Kepala Perpusnas Muhammad Syarif Bando mengatakan bahwa blue print pembangunan perpustakaan modern telah disiapkan oleh Perpusnas, termasuk penguatan SDM pengelola perpustakaan.
Bahkan, di hadapan Komisi X DPR periode 2014-2019, Perpusnas secara resmi pernah menyampaikan untuk membangun semua jenis perpustakaan sesuai dengan standar membutuhkan dana tidak kurang Rp 116 triliun. Namun, belum direspon hingga saat ini.
Selain dukungan DAK fisik perpustakaan, adaptasi program transformasi perpustakaan berbasis inklusi sosial juga mendapatkan pujian dari DPR.
Transformasi perpustakaan berbasis inklusi sosial merupakan sekumpulan aktivitas yang memperkuat peran perpustakaan dalam meningkatkan kesejahteraan dan kualitas hidup masyarakat melalui kemampuan literasi, inovasi maupun kreativitasnya. Transformasi perpustakaan telah berhasil mengubah wajah perpustakaan.
Hingga 2019, sedikitnya 334 perpustakaan desa dan kelurahan merasakan dampak positif akibat perubahan paradigma baru perpustakaan. Bahkan, di banyak daerah perpustakaan telah menjadi motor penggerak ragam aktivitas masyarakat. Tranformasi perpustakaan dapat terwujud karena komitmen, sinergitas, dan kolaborasi banyak pihak.
Tranformasi perpustakaan berguna dalam menghadapi revolusi industri 4.0 yang mengedepankan aspek teknologi.
Era revolusi industri 4.0 amat memerlukan penguasaan literasi yang tinggi. Literasi, dalam berbagai kesempatan Kepala Perpusnas sering menyampaikan mempunyai empat tahapan.
Pertama, kemampuan mengumpulkan sumber-sumber bahan bacaan. Kedua, kemampuan memaknai yang tersirat dan tersurat. Ketiga, kemampuan menghasilkan ide, gagasan, dan kreativitas baru. Dan keempat, kemampuan menciptakan barang/jasa yang berguna bagi khalayak.
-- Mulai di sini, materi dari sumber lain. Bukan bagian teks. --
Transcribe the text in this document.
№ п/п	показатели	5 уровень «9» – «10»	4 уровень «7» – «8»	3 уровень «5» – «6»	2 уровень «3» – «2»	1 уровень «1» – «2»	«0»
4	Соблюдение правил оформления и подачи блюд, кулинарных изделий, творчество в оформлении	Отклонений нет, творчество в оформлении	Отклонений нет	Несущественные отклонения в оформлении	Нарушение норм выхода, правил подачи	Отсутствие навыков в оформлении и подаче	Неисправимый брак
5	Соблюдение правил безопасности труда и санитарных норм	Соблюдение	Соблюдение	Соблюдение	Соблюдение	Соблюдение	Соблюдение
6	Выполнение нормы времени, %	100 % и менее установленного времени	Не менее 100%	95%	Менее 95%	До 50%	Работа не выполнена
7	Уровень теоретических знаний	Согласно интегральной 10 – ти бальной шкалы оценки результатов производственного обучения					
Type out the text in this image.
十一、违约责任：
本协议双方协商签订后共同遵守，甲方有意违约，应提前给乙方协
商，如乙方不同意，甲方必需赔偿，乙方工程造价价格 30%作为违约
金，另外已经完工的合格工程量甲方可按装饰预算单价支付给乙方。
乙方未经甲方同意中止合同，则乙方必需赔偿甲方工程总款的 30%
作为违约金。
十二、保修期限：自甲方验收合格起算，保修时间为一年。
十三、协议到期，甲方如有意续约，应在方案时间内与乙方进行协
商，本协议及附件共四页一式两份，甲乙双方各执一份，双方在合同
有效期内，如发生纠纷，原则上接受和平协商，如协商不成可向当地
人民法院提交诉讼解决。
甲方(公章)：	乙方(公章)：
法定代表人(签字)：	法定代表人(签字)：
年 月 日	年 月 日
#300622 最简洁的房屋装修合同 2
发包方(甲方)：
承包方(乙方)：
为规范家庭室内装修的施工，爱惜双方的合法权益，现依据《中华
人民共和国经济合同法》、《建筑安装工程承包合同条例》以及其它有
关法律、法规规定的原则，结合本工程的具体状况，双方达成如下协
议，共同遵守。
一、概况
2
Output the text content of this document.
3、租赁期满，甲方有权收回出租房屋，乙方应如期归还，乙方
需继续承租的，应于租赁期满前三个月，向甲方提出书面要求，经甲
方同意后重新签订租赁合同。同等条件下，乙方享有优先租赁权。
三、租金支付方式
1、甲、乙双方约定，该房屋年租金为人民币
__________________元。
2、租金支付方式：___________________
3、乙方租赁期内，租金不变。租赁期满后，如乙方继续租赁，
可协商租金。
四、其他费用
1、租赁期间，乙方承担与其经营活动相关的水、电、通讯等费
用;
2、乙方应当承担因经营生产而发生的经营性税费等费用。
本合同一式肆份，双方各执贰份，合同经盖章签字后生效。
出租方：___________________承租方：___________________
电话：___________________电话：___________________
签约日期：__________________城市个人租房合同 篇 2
Penetrasi literasi saat ini masih rendah. Banyak masyarakat bisa membaca tetapi tidak mengerti apa yang dibaca.
Baca Juga: Guru NY Cabuli Bunga, dari Ruang Perpus hingga Ditonton Siswa Lain di Kelas
“Di masa pandemi yang belum ketahuan akhirnya, Perpusnas dan perpustakaan daerah dapat menjadi katalisator membangun budaya membaca dan literasi sebagai gaya hidup di era tatanan baru. Komitmen daerah perlu didorong,” ujar Illiza Sa’aduddin Djamal pada kesempatan RDP medio April lalu.
Revolusi Industri 4.0 ditandai dengan maraknya digitalisasi yang memainkan pelbagai peranan penting dalam berbagai aspek kehidupan manusia. Dengan kata lain, perpustakaan mau tidak mau harus beradaptasi ataupun berevolusi sehingga tidak terlindas perubahan zaman.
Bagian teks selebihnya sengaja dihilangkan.